Jesus. "Well, then, Colonel, enlighten me." Lewis lets himself sound as bitter as he feels, hoping that'll cover up the fearful hope in his voice. He reaches for the glass by his side of the bed and drains it. For a moment, the desire for a drink is so strong he'd swear the water's mixed with Scotch.

Winters sighs, watching him, then crosses to the bed and sits, legs and arms folded, at its foot. He's just out of Lewis's reach. Lewis wonders if he planned it that way.

"They want me in Vietnam." Lewis stares at him, and he grimaces, one side of that long mobile mouth twisting up again. "Yeah. Remember the Devil's Brigade?"

"I think so. Yeah." Lewis lets himself be distracted for a minute--eye of the storm? calm before the final blow?--and sifts through the crazy rumors he heard about the Black Devils while Easy was marking time at Upottery. "Airborne unit. But nonstandard weapons, tactics, personnel. Did some serious damage in Italy and France--nonstop, high-casualty stuff, a lot of work behind enemy lines. Disbanded and reassigned some time end of '44, start of '45."

"Right. Army's name for it was the 1st Special Service Force.
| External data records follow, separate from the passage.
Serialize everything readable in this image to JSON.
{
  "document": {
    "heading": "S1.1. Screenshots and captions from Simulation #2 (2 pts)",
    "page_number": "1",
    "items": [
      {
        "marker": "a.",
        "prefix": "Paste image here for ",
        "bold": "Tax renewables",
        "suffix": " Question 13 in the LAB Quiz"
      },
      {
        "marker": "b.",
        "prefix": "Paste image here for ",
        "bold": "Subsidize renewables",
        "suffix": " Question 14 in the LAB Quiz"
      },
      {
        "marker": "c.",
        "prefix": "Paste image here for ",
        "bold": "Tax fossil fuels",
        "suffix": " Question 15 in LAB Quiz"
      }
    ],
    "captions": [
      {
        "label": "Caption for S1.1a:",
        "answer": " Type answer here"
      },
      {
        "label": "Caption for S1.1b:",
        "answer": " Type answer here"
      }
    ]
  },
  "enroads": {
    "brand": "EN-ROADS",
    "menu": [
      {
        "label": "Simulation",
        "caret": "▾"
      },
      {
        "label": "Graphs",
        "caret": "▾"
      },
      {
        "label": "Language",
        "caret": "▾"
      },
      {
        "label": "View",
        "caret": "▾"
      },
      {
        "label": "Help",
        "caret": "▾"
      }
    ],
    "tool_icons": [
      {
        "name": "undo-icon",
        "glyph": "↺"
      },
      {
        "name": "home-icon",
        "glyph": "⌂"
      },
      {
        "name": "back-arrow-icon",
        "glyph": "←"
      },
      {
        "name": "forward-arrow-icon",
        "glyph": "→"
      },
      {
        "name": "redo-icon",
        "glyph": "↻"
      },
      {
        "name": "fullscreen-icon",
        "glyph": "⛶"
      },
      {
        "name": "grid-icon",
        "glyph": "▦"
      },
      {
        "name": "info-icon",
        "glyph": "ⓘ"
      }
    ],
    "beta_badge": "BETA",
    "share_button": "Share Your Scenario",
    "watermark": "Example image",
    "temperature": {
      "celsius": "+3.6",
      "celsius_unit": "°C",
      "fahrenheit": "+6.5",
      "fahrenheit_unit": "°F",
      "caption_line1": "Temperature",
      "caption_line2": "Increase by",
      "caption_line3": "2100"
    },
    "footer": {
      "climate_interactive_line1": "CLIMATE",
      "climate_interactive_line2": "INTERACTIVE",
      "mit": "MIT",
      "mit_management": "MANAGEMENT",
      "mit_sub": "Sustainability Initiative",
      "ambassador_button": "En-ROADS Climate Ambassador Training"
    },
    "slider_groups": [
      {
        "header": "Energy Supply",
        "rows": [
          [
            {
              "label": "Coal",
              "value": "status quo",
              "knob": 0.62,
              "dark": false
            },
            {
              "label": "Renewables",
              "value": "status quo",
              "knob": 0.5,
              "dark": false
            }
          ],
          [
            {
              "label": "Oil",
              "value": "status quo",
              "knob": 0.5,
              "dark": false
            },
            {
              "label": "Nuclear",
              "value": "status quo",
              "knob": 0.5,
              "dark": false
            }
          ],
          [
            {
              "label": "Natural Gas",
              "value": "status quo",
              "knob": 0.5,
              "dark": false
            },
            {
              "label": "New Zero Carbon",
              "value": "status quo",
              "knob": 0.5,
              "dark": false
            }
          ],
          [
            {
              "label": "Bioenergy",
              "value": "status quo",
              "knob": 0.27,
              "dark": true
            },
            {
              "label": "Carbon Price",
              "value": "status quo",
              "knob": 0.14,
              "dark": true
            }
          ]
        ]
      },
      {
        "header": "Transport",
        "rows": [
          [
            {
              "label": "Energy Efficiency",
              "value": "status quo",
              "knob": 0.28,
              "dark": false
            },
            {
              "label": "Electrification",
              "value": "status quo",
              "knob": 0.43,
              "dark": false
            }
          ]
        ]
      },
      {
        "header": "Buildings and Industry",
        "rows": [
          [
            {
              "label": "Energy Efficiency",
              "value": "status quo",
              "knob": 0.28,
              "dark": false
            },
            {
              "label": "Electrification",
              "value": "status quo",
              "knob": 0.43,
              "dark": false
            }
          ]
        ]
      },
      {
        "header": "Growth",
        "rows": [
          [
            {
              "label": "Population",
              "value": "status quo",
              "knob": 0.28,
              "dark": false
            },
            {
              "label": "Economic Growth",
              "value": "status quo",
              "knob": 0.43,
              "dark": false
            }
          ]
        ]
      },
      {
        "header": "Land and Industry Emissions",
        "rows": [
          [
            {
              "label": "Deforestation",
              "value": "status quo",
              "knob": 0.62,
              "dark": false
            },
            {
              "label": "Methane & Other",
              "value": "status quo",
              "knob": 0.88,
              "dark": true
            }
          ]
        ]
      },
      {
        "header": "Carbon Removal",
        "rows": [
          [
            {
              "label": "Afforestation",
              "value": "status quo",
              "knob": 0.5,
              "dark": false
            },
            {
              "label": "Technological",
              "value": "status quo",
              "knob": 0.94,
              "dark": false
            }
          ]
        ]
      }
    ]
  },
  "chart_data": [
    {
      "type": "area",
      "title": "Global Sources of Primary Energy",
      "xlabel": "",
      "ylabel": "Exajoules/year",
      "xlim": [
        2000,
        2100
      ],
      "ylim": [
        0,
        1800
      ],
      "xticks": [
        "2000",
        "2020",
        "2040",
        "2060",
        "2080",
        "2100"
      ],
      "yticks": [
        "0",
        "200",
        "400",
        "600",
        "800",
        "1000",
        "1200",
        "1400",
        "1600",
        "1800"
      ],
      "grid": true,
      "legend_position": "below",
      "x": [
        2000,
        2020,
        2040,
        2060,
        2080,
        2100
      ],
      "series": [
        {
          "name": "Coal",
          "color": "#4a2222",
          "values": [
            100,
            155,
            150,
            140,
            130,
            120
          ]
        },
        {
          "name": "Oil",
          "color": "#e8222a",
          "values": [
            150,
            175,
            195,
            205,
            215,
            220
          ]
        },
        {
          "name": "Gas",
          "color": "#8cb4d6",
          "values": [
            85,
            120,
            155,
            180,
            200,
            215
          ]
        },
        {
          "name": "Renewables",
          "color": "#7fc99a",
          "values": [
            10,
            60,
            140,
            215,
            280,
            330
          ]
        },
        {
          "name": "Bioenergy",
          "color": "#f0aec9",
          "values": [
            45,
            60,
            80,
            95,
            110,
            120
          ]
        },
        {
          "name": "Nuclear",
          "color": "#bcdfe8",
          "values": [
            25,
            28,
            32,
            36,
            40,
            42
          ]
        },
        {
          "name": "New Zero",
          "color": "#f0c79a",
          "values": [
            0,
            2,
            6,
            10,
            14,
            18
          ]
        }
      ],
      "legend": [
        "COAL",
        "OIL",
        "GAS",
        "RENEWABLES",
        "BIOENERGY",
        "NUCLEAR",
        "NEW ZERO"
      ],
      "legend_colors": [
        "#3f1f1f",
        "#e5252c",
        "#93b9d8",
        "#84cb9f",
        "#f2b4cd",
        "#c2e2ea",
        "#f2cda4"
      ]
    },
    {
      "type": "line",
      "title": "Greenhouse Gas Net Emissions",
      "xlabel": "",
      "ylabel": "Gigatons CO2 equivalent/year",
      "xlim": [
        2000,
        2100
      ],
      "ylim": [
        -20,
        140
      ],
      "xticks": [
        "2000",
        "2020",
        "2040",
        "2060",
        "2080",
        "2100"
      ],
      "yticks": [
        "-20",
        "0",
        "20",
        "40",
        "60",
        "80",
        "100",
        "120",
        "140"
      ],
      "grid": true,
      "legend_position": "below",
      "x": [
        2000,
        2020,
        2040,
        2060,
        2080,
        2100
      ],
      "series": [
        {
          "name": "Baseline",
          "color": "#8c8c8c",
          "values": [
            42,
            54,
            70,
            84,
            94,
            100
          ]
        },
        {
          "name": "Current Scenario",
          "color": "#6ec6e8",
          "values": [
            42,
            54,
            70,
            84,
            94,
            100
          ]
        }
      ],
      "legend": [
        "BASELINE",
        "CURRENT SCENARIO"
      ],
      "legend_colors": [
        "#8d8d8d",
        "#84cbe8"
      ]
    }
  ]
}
Now it's the 5th Special Forces Group. High Command reactivated it in '61 at Fort Bragg and deployed it in 'Nam earlier this year as part of Operation Rolling Thunder." Winters pauses. Then, dryly: "Apparently they're low on field tacticians who can fall out of planes and still read a map when they land."

"And that's where you come in."

"Right again."

"Dick. Jesus." Lewis clenches his hands in the bedclothes to keep from reaching out to the man who's been his best friend, if nothing else, for more than two decades. "Are you going?"

Winters shakes his head slowly. "I don't know."

Wrong answer. Lewis plunges in, desperate. "You're a senior career soldier, Dick, not some raw recruit whose only skill is hatred. You've got your twenty in, man. Plus a key training post, teaching my social peers' precious Pointer progeny how to serve their country without getting killed because they can't take over an enemy gun from the rear. This conflict is bullshit, we both know that--it's a makework war, political meddling without provocation. We've never even been attacked by 'Nam, for Christ's sake, no matter what the Tonkin apologists say. If you don't want this assignment, Command isn't going to force it on you."

Suddenly, every hair on the back of Lewis's neck tries to stand on end at once. Shit. Maybe _that's_ what's driving Winters here: he lied before, he _does_ wants to end them, and he thinks this is the only way to do it cleanly. "Do you? _Do_ you want it? Are you going, Dick? Is that what you're not telling me here? Because--"

Winters shakes his head again. "I told you, Nix, I don't _know_. Not yet. They've given me the option, but they've made clear that's all it is. It's up to me to choose, and I haven't yet."

Yet.

"Just ... Hell, Lewis, after twenty years, it's pretty obvious I'm 4-F."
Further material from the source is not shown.